So, where do I start? First off, how are you? Before answering too quickly, take a moment. Place one hand on your heart, the other on your belly, and take a few deep breaths. This is your chance to check in with yourself before reading on.
If I’m being honest, I haven’t been doing enough of that lately. And I should know better by now. Reflecting on the equinox has me thinking about finding balance in life, something I’ve struggled with lately, emotionally and personally.
September has always been a time for harvesting the fruits of the summer, for change, and for magic. But this year, it’s hit me differently.
Real Talk: The Ups and Downs
I’m living the life I dreamed about—sorta. The vision board, the journal entries, the dreams—they’ve come true, but there’s still something missing. It’s that “sorta” that’s making me feel off-balance. What’s missing feels bigger than what I’ve achieved, and that scares me. Am I chasing something that will ever be enough? Will I ever be enough?
I’ve spent years learning about mental health, depression, movement, and mindfulness practices. I know the tools, but even with all that knowledge, I still fall into old patterns. Isn’t that how life is sometimes? It’s like doing the Hokey Pokey—one step forward, one step back—and it’s a dance that feels pretty lonely.
Pretending everything is fine is exhausting. I’d rather be real, vulnerable, and true to who I am than fake it ’til I make it.
The Loss of Teaching
I miss teaching. It has been my constant since 2011. When I stop teaching, it usually means life is in a downswing. And right now, I feel that loss.
It’s not just the movement—though the benefits of movement are endless—it’s the connection, the community, the laughter, the shared purpose that makes teaching so magical.
Moving to North Berwick was supposed to bring more in-person movement into my life, but life had other plans. I’ve stopped teaching online too, and I didn’t realize how much I’d miss it.

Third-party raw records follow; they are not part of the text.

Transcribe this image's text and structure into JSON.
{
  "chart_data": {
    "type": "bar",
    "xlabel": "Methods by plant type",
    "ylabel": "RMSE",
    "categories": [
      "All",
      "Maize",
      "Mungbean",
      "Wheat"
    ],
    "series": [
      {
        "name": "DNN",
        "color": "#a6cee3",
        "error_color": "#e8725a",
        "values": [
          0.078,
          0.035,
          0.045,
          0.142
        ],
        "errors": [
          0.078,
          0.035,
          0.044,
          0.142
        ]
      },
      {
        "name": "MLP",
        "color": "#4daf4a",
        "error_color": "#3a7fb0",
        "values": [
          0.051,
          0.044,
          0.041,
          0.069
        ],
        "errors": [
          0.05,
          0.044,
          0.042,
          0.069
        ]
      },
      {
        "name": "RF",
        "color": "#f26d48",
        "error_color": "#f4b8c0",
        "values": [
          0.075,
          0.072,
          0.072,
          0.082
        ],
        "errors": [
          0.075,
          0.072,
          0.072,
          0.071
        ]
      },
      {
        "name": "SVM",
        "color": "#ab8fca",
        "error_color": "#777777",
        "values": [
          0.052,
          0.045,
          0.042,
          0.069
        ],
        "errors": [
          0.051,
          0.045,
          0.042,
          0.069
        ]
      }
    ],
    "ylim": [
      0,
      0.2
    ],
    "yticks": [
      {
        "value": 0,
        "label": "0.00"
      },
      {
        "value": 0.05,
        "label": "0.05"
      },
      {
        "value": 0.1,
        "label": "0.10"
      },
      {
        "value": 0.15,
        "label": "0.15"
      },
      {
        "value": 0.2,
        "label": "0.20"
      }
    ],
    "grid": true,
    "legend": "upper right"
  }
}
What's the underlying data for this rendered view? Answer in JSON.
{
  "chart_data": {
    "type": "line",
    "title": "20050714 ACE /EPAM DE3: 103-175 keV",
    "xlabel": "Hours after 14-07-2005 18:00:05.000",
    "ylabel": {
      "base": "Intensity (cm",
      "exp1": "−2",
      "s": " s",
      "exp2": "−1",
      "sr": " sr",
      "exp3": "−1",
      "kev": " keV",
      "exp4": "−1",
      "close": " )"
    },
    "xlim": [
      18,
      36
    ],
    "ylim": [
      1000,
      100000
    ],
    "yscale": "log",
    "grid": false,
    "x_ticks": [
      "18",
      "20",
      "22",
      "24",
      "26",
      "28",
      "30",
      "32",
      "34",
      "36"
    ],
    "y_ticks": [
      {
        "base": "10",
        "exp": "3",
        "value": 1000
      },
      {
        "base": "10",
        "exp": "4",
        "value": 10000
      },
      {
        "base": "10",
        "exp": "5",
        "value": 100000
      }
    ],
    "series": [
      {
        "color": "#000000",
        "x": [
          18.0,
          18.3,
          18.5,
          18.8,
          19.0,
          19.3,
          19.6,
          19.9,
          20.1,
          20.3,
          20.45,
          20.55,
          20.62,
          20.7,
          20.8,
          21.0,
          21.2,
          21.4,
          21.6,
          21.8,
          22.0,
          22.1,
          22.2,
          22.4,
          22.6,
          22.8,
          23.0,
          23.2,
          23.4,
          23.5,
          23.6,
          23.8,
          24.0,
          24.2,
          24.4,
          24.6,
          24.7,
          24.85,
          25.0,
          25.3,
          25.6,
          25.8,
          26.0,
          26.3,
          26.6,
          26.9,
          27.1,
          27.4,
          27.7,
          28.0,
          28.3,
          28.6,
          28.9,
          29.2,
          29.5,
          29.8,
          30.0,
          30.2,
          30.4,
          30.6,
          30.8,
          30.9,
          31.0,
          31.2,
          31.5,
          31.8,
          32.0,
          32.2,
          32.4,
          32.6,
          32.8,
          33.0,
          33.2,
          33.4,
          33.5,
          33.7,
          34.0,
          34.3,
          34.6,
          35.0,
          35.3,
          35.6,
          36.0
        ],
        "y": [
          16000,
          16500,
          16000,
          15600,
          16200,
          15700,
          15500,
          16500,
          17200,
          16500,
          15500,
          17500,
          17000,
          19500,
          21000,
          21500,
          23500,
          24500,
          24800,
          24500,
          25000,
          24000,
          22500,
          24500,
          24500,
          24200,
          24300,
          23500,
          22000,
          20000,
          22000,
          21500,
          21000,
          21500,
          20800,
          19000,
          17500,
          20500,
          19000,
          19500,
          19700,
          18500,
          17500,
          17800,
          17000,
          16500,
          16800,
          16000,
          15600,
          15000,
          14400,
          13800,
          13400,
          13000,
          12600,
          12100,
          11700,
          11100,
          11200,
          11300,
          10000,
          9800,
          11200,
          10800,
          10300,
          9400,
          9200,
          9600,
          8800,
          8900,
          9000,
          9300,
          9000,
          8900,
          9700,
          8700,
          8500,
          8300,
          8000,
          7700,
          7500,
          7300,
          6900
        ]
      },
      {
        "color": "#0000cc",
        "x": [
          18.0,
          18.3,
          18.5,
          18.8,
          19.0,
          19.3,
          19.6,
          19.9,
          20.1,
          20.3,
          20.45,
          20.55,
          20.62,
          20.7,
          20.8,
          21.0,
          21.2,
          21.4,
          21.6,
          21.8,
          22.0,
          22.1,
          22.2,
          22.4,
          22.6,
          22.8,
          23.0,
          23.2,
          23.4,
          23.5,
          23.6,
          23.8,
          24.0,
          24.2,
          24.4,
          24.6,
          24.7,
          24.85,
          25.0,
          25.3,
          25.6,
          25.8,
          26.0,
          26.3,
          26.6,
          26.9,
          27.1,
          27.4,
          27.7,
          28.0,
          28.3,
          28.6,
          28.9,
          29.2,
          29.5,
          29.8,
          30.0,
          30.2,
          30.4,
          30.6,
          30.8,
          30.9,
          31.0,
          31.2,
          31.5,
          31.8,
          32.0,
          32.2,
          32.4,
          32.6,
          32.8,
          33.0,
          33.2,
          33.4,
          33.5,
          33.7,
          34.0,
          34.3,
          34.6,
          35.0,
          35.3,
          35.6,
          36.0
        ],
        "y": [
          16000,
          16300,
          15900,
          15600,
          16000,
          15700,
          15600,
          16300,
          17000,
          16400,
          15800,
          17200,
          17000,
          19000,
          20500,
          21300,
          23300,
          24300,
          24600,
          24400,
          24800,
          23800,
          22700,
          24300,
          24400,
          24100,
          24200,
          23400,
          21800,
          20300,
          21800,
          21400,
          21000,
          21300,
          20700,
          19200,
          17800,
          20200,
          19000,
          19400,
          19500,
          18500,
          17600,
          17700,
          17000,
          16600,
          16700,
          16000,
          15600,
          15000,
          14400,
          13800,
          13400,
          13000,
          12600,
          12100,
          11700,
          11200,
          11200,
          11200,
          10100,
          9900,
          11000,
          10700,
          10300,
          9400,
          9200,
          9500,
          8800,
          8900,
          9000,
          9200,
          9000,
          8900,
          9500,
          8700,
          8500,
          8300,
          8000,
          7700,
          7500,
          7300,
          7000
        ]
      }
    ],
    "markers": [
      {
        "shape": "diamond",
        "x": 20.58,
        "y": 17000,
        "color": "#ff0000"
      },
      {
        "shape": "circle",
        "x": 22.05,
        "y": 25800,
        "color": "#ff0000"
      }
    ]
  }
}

Here I am. And here you are, still reading—so thank you for sticking with me this far.
Becoming “Optimystic”
One thing this journey has taught me is that finding balance in life isn’t easy. Being optimistic doesn’t mean ignoring the heavy stuff, and being mystical doesn’t mean rejecting practicality. It’s about blending the two. That’s why I’m embracing the idea of being optimystic—finding balance between optimism and mystical curiosity.
Wanna join me?
Looking Ahead
Despite all the doubts, I’ve managed to keep writing. Sady’s story is coming together, and even though I wonder if anyone will read it or care, I’m trying to stay hopeful. This week is a powerful one: it’s the Full Moon in Pisces and the Autumn Equinox. Expect emotional intensity and creative sparks.
I’ve been putting so much energy into Sady’s story that I’ve neglected my magical writing—Moon Musings, Rituals, and the like. But with this equinox energy, I feel drawn to return.
As I navigate this season of change, I’m thinking about finding balance in life—between the practical and the magical, the ups and the downs. What about you? How are you feeling this Equinox? What balance are you seeking?